Casa Sponge apre le sue bucoliche porte sperse in mezzo alle terre marchigiane, a Pergola (PU) per la precisione, a Greta Pllana, talentuosa artista albanese di stanza a Milano. In mostra, fino al 30 gennaio prossimo, la personale “Nella notte galleggiavano i profumi dei fiori”, curata da Luca Zuccala. L’esposizione presenta le opere pittoriche della giovane pittrice immerse nell’ambiente meravigliosamente eclettico-agreste della Casa.
Il deus ex machina, Giovanni Gaggia, ospita nella sua Casa Sponge -la più longeva residenza d’arte della regione Marche riconosciuta come luogo del contemporaneo dal Mic- il solo show di Greta Plana. Un dialogo costante fra passato e presente alla ricerca di una memoria collettiva perduta, un profondo asse riflesso per le due sponde dell’Adriatico, l’Albania e le Marche.
Le tele, immerse nei “profumi dei fiori” che avvolgono la residenza artistica, sono inserite in un allestimento curato nel più piccolo dettaglio dal duo Gaggia-Zuccala. La citazione, che risiede nel titolo della mostra, riporta i versi di un passo di Milan Kundera. “Mi sembra di entrare in un mio quadro”: i colori acidi e inqueti dei quadri vengono richiamati dalle pareti e dagli infissi, i temi intimi e di rivendicazione storica vengono affiancati alla quotidianità di una casa vissuta. Qui, si alternano e dialogano con le opere della collezione moderna e contemporanea del padrone di casa. Grandi tele raffiguranti spaccati urbani sfilano accanto a piccoli quadri intimi appesi negli angoli della casa. Scorci, accenni, lampi di luce. “Spaccati urbani solitari e agglomerati di sentimenti malcelati, riflesso di una persa Albania post-comunista, passati al setaccio dalla lente della pittura di Greta Plana, sotto il rigido sguardo della tela” scrive il curatore, Luca Zuccala; che inquadra il lavoro di Greta notando come “Le tragedie della storia e le rimozioni di un Paese intero sono filtrate dall’occhio critico di una pittrice contemporanea”.

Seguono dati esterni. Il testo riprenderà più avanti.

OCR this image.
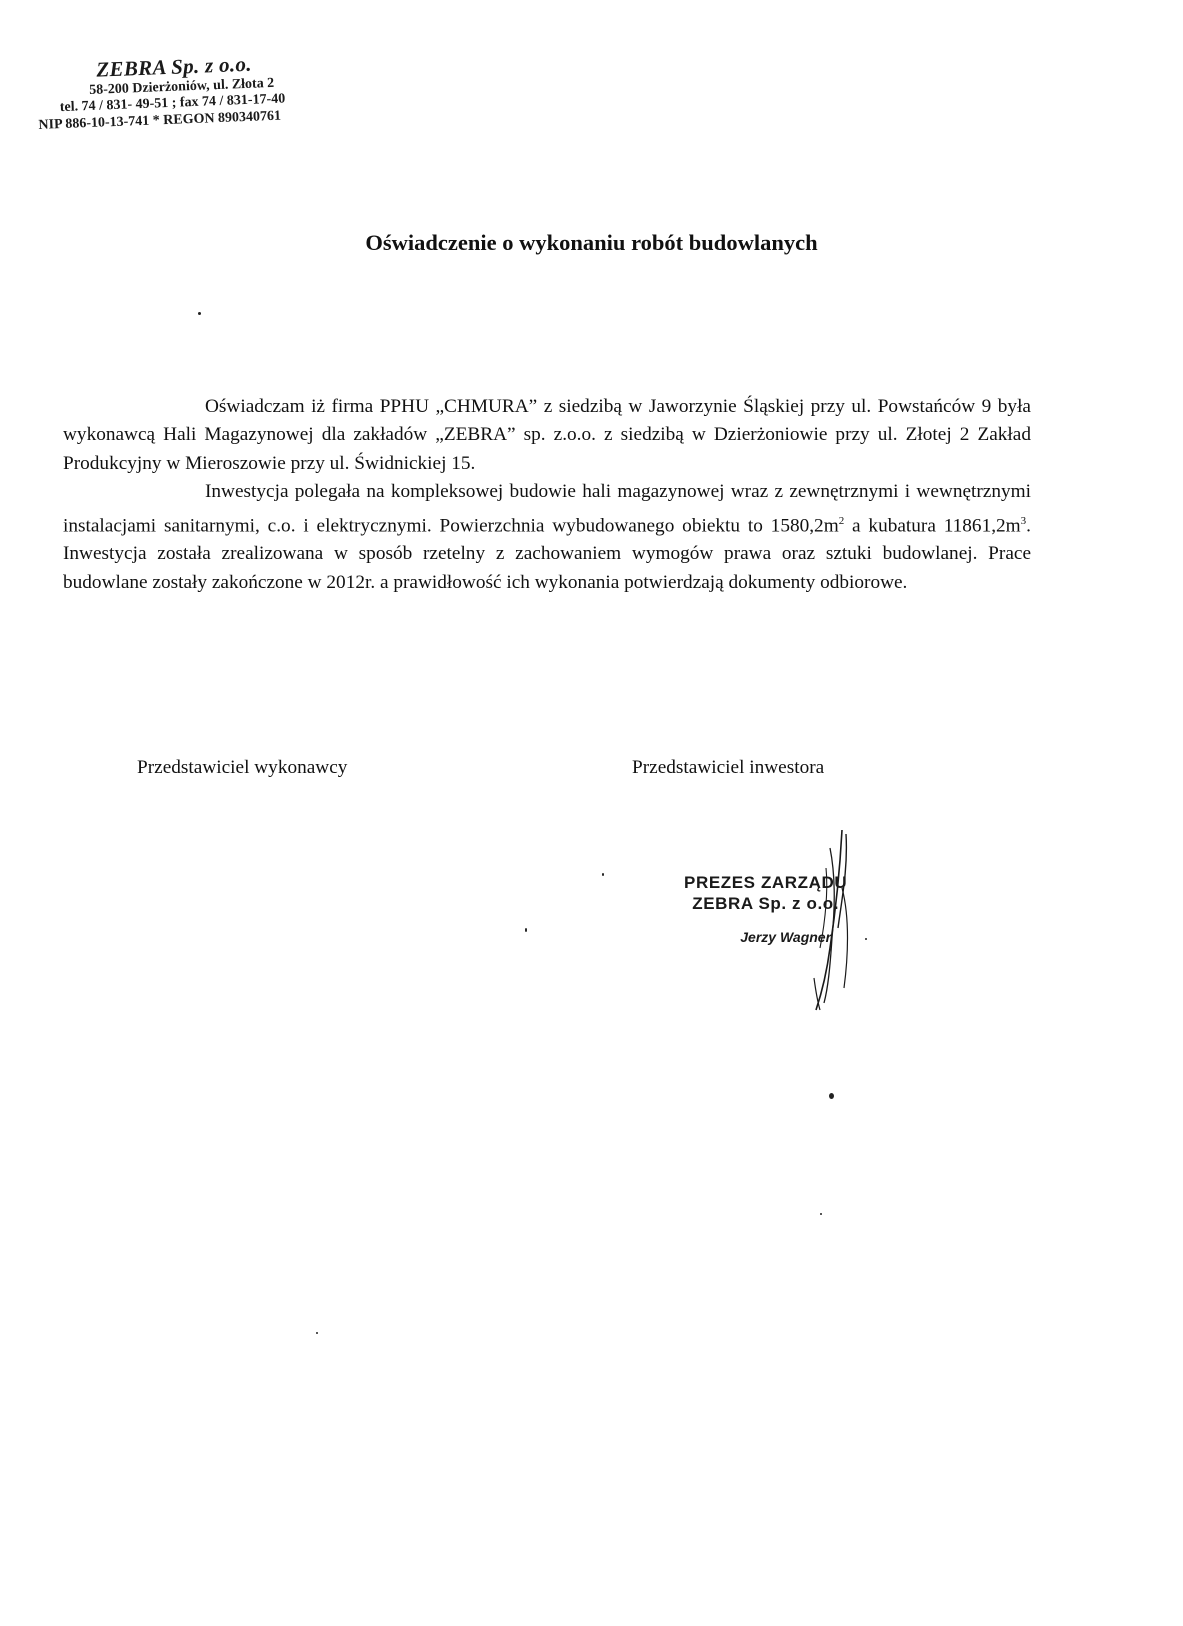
ZEBRA Sp. z o.o.
58-200 Dzierżoniów, ul. Złota 2
tel. 74 / 831- 49-51 ; fax 74 / 831-17-40
NIP 886-10-13-741 * REGON 890340761
Oświadczenie o wykonaniu robót budowlanych

Oświadczam iż firma PPHU „CHMURA” z siedzibą w Jaworzynie Śląskiej przy ul. Powstańców 9 była wykonawcą Hali Magazynowej dla zakładów „ZEBRA” sp. z.o.o. z siedzibą w Dzierżoniowie przy ul. Złotej 2 Zakład Produkcyjny w Mieroszowie przy ul. Świdnickiej 15.

Inwestycja polegała na kompleksowej budowie hali magazynowej wraz z zewnętrznymi i wewnętrznymi instalacjami sanitarnymi, c.o. i elektrycznymi. Powierzchnia wybudowanego obiektu to $1580,2m^2$ a kubatura $11861,2m^3$. Inwestycja została zrealizowana w sposób rzetelny z zachowaniem wymogów prawa oraz sztuki budowlanej. Prace budowlane zostały zakończone w 2012r. a prawidłowość ich wykonania potwierdzają dokumenty odbiorowe.

Przedstawiciel wykonawcy	Przedstawiciel inwestora
PREZES ZARZĄDU
ZEBRA Sp. z o.o.
Jerzy Wagner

Il fil rouge della sua poetica è il forte legame come le origini, con le radici della sua terra natia, l’Albania. Tramite i verdi vescica, le contaminazioni degli anni passati a Venezia, i viola e il carboncino, intuitivo e gestuale, la pittrice ripercorre le tracce di quello che rimane del regime comunista unendole intrinsecamente ai racconti della sua famiglia e a brevi, malinconiche, finestre di quotidianità. Ricerca i dettagli che separano e raccontano la realtà delle sua tradizione che rischia di andare persa, compiendo un percorso a ritroso nella storia.
Durante i suoi viaggi in Albania gli scatti immortalati nel suo girovagare compongono il suo denso repertorio, piante incontrollate ed edifici abusivi, conseguenza dalla caduta del regime, o, come nella sua ultima serie, frame di video di famiglia. Da queste immagini traccia la base delle sue tele, veloci disegni in carboncino che le permettono di avere un idea immediata delle atmosfere. Acidi colori ad olio creano piani accavallati e immortalano figure e luoghi nel tempo, trasformano edifici in forme geometriche quasi astratte.
“Il popolo albanese ha sofferto molto a causa del regime comunista di Enver Hoxha. L’ho capito parlando con i miei familiari non avendolo vissuto in prima persona, ma gli strascichi che ha lasciato erano evidenti anche a me. La parte storica mi interessa per gli effetti che questo ha avuto sulla popolazione e sulla città. Effetti perfettamente tangibili anche oggi. Interessante vedere come pur di cancellare la sofferenza del passato, attraverso un rinnovamento delle città si cancelli la storia che c’è stata.”